列車に乗車した最後の場面で、船の沈没事故で亡くなった男の子、女の子、青年が降り、2人きりになった彼らは次のような会話をします。

「カムパネルラ、また僕たち二人きりになったねえ、
どこまでもどこまでも一緒に行こう。
僕はもうあのさそりのように本当にみんなの幸のためならば
僕のからだなんか百ぺん灼やいてもかまわない。」

「うん。僕だってそうだ。」

カムパネルラの眼にはきれいな涙がうかんでいました。

「けれどもほんとうの幸せは一体何だろう。」

ジョバンニが云いました。

「僕わからない。」

カムパネルラがぼんやり云いました。


「僕たちしっかりやろうねえ。」

ジョバンニが胸いっぱい新らしい力が湧くようにふうと息をしながら云いました
(『銀河鉄道の夜』より引用)

この部分は、本当の幸せを追求していくことをジョヴァンニが表明している部分です。物語序盤の彼は、学校の授業でさえ自分の意見をいえるような人間ではありませんでした。しかしここでは、本当の幸せを追求することを力強く表明しています。さらに旅から現実の世界に戻り、カムパネルラの死を知った彼は次のように描かれています。

ジョヴァンニはまるで鉄砲丸のように立ちあがりました。そして誰にも聞えないように窓の外へからだを乗り出して力いっぱいはげしく胸をうって叫びそれからもう咽喉いっぱい泣きだしました。もうそこらが一ぺんにまっくらになったように思いました。

本当の幸せをカムパネルラと一緒に追求することを目指したにもかかわらず、彼の死によって、それが叶わなくなってしまったジョヴァンニは泣き出してしまいます。
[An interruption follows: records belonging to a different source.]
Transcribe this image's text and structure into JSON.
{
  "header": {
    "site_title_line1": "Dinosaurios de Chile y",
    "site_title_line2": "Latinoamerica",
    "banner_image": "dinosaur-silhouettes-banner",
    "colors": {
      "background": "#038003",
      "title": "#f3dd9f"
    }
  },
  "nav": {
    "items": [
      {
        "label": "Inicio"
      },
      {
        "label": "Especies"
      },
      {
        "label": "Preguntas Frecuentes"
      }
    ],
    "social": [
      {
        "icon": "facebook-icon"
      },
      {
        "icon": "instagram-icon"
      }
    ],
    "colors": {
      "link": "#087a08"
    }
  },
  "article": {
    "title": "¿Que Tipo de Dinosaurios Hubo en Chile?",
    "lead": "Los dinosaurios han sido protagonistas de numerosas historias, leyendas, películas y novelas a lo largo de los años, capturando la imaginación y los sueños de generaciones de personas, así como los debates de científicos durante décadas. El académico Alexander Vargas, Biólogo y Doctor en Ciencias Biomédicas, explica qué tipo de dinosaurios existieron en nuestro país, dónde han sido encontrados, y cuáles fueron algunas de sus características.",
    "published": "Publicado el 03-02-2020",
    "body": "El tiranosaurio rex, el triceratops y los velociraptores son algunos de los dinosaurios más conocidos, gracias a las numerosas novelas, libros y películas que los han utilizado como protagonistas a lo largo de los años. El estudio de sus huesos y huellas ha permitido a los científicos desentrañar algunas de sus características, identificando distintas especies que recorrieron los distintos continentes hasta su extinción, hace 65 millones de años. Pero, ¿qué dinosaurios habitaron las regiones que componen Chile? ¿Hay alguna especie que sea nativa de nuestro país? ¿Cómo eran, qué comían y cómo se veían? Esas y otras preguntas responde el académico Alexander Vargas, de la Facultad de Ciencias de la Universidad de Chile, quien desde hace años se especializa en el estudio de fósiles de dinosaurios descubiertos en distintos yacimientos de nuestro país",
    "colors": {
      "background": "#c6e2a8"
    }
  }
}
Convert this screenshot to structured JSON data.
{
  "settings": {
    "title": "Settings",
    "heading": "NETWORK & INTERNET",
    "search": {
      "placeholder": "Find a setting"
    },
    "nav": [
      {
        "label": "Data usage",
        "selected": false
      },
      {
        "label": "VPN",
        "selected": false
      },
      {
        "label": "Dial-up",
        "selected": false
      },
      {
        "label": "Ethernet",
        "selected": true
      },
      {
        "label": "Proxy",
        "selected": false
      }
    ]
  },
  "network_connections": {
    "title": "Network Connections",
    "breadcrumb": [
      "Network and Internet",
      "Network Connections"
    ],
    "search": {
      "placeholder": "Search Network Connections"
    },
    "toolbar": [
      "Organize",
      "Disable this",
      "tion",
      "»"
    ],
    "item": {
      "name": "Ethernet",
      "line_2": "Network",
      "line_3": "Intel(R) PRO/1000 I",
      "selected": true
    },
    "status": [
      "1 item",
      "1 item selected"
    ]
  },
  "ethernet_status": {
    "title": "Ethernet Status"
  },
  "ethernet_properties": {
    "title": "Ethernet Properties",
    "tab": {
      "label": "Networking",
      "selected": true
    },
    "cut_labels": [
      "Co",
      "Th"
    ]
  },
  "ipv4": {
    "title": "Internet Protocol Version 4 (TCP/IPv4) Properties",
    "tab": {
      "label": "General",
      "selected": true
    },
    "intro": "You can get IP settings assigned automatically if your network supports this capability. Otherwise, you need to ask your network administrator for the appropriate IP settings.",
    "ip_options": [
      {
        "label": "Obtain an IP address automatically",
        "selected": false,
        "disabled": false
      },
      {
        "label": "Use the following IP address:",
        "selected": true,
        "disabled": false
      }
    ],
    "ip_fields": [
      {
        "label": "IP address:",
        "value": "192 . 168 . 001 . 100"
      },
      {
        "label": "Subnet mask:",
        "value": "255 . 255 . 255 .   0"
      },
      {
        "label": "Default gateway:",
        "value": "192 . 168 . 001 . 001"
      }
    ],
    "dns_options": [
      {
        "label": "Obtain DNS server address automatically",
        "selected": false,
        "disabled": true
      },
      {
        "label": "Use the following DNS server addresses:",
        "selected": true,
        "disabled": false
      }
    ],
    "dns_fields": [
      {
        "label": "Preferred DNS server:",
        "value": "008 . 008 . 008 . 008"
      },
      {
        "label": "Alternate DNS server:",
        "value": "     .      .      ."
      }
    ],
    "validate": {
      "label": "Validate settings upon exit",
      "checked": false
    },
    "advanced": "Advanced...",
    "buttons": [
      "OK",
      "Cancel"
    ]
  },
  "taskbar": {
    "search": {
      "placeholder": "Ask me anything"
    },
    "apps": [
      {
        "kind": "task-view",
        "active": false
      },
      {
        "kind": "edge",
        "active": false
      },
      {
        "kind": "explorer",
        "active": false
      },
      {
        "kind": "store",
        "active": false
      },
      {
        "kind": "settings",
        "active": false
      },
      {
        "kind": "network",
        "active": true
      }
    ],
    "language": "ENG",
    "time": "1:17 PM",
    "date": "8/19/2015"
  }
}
ここにきて彼は、本当の幸せについて1人で考える孤独、そしてその悲しい事実に向き合うことの難しさに気づくのです。

 

『銀河鉄道の夜』は、誰でも一度は名前を耳にしたことがあるはず。しかし子どもの時に読むのと大人になってから読むのとでは、その印象もまったく異なるはずです。実際、大人になってから宮沢賢治作品の魅力に気づくという方も少なくありません。

本作の原作を読むことが難しく感じる場合でも、漫画版などで読むこともできます。ぜひもう一度、銀河鉄道の夜を読んでみてはいかがでしょうか。